ESP32 Squash Court Scoreboard
Overview
This project started from a simple real-world problem: during a squash match, players should be focused on the game, not on remembering the score. I designed a dedicated electronic scoreboard that lets players increment points remotely and see the current score and set count instantly on a bright LED display.
The system combines embedded programming, wireless communication, power-conscious hardware design, and physical product design. I handled the design end to end, from concept and electronics choices to enclosure/CAD work and the overall system architecture.

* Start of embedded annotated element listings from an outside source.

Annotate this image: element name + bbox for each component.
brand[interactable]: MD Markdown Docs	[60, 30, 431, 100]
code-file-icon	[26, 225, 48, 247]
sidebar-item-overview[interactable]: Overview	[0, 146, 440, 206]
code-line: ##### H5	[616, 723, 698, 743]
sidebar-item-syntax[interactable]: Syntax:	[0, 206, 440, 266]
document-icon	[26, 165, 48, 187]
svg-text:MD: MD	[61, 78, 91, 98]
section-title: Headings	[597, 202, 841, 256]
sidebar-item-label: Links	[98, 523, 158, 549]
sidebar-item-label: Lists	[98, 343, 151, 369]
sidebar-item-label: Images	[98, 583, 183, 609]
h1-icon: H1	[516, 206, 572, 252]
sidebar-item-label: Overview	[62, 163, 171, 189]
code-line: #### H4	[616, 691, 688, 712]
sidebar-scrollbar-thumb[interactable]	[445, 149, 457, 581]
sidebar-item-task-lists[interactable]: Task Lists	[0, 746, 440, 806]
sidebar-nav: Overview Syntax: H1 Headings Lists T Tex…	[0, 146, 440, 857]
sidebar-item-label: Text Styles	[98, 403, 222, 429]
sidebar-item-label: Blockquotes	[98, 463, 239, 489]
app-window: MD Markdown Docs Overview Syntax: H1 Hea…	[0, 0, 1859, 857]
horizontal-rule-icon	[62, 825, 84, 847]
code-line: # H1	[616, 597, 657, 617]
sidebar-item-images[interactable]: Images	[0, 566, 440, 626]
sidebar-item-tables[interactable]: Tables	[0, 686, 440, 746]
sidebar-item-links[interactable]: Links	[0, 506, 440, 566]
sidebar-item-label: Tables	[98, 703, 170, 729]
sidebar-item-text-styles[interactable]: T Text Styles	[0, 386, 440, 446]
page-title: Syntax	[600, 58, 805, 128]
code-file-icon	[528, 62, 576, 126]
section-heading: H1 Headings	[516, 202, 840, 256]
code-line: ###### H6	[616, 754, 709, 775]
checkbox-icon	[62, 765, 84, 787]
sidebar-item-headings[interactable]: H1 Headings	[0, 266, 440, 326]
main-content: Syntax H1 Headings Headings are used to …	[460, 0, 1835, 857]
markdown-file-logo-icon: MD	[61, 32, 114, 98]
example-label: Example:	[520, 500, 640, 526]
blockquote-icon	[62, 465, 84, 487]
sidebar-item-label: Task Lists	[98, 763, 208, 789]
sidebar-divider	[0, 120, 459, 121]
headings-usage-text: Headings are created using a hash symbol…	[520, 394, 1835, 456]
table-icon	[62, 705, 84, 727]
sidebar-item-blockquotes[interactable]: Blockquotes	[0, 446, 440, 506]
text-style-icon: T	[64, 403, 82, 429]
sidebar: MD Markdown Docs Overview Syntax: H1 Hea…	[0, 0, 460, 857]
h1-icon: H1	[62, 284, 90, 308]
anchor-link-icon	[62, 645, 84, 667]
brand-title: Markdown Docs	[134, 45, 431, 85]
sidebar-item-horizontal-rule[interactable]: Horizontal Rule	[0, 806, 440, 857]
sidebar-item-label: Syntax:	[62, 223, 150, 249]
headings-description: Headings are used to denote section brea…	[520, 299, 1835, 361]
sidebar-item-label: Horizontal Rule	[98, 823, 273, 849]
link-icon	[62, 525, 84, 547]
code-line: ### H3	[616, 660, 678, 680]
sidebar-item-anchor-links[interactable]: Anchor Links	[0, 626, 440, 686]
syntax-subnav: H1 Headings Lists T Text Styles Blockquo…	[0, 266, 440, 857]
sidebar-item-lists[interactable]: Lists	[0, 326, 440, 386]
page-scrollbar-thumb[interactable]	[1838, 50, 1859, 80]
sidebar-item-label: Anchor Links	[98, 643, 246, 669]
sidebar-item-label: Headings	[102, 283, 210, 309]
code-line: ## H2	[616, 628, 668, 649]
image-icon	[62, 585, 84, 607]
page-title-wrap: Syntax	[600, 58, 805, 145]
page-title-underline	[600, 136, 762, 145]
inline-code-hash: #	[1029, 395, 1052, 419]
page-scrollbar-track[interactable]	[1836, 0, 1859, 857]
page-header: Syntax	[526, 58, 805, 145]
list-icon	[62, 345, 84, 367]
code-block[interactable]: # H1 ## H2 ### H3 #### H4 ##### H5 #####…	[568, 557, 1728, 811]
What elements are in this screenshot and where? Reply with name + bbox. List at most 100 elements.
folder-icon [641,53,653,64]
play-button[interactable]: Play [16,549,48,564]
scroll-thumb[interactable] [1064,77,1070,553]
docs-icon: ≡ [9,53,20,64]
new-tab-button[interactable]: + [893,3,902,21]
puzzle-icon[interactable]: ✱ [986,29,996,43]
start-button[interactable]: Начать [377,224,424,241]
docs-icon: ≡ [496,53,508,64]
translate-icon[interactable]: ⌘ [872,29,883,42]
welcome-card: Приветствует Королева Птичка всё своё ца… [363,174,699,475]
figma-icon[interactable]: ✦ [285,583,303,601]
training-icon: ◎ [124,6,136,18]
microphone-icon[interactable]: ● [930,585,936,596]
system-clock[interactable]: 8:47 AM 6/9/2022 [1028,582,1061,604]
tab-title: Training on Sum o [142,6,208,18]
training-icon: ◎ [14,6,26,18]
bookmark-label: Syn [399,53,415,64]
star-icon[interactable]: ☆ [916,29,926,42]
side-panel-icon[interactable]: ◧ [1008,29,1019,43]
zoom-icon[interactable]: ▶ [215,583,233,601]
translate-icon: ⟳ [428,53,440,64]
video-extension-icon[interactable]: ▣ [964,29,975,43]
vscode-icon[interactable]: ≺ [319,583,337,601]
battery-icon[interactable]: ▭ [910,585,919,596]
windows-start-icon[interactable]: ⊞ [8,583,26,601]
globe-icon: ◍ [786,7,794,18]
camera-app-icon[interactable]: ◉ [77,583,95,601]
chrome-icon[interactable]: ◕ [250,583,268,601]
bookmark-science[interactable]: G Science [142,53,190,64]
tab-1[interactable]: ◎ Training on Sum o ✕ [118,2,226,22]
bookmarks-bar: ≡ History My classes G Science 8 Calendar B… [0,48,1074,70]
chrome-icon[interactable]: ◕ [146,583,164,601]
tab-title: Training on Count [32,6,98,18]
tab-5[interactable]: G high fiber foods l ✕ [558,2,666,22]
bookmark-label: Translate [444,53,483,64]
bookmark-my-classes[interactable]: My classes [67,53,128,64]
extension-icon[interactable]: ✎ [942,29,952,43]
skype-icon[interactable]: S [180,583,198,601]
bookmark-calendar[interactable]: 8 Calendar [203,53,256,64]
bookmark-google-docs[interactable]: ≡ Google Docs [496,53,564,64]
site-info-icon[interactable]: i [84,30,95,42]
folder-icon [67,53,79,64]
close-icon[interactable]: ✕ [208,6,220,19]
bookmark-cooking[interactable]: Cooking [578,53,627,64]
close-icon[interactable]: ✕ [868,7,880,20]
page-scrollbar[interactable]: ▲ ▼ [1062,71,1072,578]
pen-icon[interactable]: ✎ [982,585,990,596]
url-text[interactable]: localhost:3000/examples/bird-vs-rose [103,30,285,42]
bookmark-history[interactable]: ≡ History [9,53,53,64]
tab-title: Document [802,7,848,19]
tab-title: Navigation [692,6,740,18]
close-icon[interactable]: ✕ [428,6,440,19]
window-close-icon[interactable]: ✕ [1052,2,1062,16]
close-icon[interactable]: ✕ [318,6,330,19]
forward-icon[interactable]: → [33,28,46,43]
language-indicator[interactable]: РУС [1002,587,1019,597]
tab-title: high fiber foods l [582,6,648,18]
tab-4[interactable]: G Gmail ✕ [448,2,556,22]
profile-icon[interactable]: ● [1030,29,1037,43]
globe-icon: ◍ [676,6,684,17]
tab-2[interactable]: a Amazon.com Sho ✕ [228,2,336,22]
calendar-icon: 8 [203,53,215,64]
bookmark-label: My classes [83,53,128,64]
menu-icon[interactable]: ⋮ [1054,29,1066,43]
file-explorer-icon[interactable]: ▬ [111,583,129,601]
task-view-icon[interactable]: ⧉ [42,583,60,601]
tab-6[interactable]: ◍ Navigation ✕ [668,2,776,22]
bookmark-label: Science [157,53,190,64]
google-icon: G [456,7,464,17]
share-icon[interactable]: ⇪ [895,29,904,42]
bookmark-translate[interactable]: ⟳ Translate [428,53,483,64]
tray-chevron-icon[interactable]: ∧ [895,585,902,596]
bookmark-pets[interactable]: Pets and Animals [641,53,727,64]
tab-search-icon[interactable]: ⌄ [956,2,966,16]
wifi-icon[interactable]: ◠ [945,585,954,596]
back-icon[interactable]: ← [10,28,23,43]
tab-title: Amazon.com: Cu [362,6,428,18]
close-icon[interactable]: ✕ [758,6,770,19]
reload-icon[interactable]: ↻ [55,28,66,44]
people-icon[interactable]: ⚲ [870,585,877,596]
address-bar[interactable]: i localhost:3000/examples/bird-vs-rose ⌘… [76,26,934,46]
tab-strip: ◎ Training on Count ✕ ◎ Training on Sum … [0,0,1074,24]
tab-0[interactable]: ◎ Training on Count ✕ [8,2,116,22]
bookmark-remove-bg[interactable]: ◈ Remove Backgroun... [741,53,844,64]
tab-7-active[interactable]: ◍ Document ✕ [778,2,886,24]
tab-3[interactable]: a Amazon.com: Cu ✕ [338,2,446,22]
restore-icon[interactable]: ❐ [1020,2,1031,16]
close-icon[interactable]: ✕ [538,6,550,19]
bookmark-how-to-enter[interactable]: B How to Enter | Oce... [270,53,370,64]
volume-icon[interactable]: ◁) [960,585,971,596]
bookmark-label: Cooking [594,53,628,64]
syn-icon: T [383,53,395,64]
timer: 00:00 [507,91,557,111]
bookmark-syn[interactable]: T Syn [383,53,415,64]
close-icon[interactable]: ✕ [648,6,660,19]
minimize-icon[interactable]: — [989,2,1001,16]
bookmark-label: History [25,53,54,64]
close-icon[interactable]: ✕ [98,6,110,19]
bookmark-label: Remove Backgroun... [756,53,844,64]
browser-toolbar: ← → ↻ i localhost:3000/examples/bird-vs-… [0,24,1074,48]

Repository: github.com/usereri/scoreboard
CAD: Onshape design
System Architecture
- ESP32 as the main controller for score logic, LED driving, and wireless input handling
- WS2812B addressable LEDs used to build the score and set display for both players
- 433 MHz STX882/SRX882 radio modules for remote point input without running wires across the court
- ATtiny85 in the button unit to handle low-power input logic
- Solar-powered button design with an amorphous panel and 1.5 F supercapacitor, avoiding a battery and enabling low-maintenance use
What I Worked On
- Designed the scoreboard as a complete product rather than only a firmware exercise
- Implemented the game logic for tracking points and sets per player
- Integrated wireless score input through remote radio-connected buttons
- Designed the LED segment layout and signal routing for both player displays
- Made hardware decisions around low-power behavior, simplicity, and usability in a sports environment
- Created the physical design and CAD model for the system
Key Design Decisions
- Chose addressable LEDs to simplify wiring and allow flexible per-segment control
- Used 433 MHz one-way RF as a practical, low-cost solution for reliable remote input
- Used a supercapacitor instead of a battery in the button unit to reduce maintenance and avoid battery aging
- Selected an amorphous solar panel for better performance in lower and more diffuse light conditions
- Offloaded button handling to an ATtiny85 so the remote input unit could stay simple and power-efficient
Why It Matters
I like projects that solve a real problem with a complete system, not just an isolated technical demo. This scoreboard combines embedded software, hardware architecture, wireless communication, power management, CAD, and user-focused design in one build.
It is also a good example of the kind of engineering I want to keep doing: practical systems where software directly shapes the behavior of a physical product, and where reliability, usability, and design tradeoffs all matter at the same time.